To support international efforts, the Wellcome Trust and CIDRAP established the Ebola Vaccine “Team B” in November 2014. The 26 distinguished international leaders in public health, medicine, bioethics, pharmaceutical manufacturing, and humanitarian relief are involved in one or more areas of vaccine work, and provided collective critical analysis in key areas of vaccine development. Team B is co-chaired by Dr. Jeremy Farrar, Director of the Wellcome Trust, and Dr. Michael Osterholm, Regents Professor and Director of CIDRAP.
“While many in the international public health community believe these efforts have solved “the problem of Ebola,” the path forward is not quite so simple, and many unresolved challenges and questions remain,” said Osterholm. “In our report, we identify four key areas in which critical additional work and effort are needed to enhance Ebola preparedness for future outbreaks, particularly in the megacities of equatorial Africa, and to address the ongoing concern that Ebola virus disease may become endemic in West Africa.”
Osterholm and Farrar urge members of the international community not to shift all of their attention to other pressing public health issues but instead strive to complete the work on Ebola vaccines that began so diligently in 2014 as a result of the West Africa Ebola outbreak.
During the 2014-2015 epidemic, a total of 13 Ebola vaccine candidates (including different combinations of vaccines) were evaluated in phase 1 and/or phase 2 clinical trials and three phase 3 efficacy trials were initiated in Africa—one each in Guinea, Liberia, and Sierra Leone.
Trials of one of these vaccines—Merck’s rVSV-ZEBOV—progressed far enough to demonstrate that it was safe and effective, prompting Gavi, the vaccine alliance, to purchase 300,000 doses as a stockpile for use during future Ebola outbreaks. And other vaccines, notably those made by Johnson & Johnson and GlaxoSmithKline, have advanced well into clinical trials.

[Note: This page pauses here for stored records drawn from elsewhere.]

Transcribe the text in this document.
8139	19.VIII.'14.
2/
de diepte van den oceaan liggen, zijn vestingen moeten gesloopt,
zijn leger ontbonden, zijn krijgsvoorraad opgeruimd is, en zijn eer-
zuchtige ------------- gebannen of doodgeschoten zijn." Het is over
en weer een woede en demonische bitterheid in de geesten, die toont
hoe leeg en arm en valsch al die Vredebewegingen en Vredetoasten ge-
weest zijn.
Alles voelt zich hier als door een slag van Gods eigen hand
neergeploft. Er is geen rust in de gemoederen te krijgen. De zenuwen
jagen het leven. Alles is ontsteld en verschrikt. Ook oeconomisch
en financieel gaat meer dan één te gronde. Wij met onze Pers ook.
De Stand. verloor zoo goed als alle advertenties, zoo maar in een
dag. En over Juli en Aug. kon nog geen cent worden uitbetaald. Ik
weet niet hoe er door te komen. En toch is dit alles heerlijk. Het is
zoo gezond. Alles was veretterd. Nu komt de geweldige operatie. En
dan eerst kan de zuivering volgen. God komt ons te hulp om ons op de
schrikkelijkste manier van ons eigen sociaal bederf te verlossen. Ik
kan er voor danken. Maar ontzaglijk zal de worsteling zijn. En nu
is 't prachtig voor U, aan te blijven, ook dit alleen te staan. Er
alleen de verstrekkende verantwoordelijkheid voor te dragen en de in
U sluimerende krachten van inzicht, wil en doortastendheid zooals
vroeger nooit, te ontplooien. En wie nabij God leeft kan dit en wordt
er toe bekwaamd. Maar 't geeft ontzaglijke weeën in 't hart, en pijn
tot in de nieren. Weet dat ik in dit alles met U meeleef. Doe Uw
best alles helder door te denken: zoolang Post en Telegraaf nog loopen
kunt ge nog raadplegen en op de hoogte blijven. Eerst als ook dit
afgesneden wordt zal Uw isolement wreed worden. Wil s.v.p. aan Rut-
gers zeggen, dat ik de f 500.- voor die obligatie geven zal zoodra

However, to date, no vaccine has been submitted for regulatory review and many questions regarding Ebola vaccines remain unresolved. Today’s report from the Ebola Vaccine Team B identifies four main areas where work is still needed before we are fully prepared for another Ebola outbreak:
- Filling in the gaps in data on the safety and efficacy of Ebola vaccines
- Understanding the complex regulatory pathways for Ebola vaccines
- Gaining direct input from African public health leaders to clarify how Ebola vaccines will be used or evaluated in respond to future Ebola outbreaks
- Creating a business case for ongoing Ebola vaccine development and deployment
“Although a global collaborative effort has moved us from having no drugs or vaccines in the early days of the Ebola epidemic to now having a safe, effective vaccine and other promising candidates, it has taken too long, and the job is still not done,” said Farrar. “As Ebola infection rates come under control it’s a huge concern that complacency sets in, attention moves to more immediate threats, and Ebola vaccine development is left half-finished. Today we’re calling for a renewed commitment from the global health community. After the hard lessons we’ve learned, it would be a tragedy not to put a final stop to the current Ebola epidemic, and be prepared for the next outbreak.”
This report from Team B follows a report published in February 2015, which set out a framework for developing vaccines for Ebola, and increasing preparedness for emerging infectious diseases.
This full report from Team B will be available on the CIDRAP website. A PDF version of the report is available upon request.
The group is called “Team B” in recognition of the principal role played by the World Health Organization and national governments in leading the international Ebola response.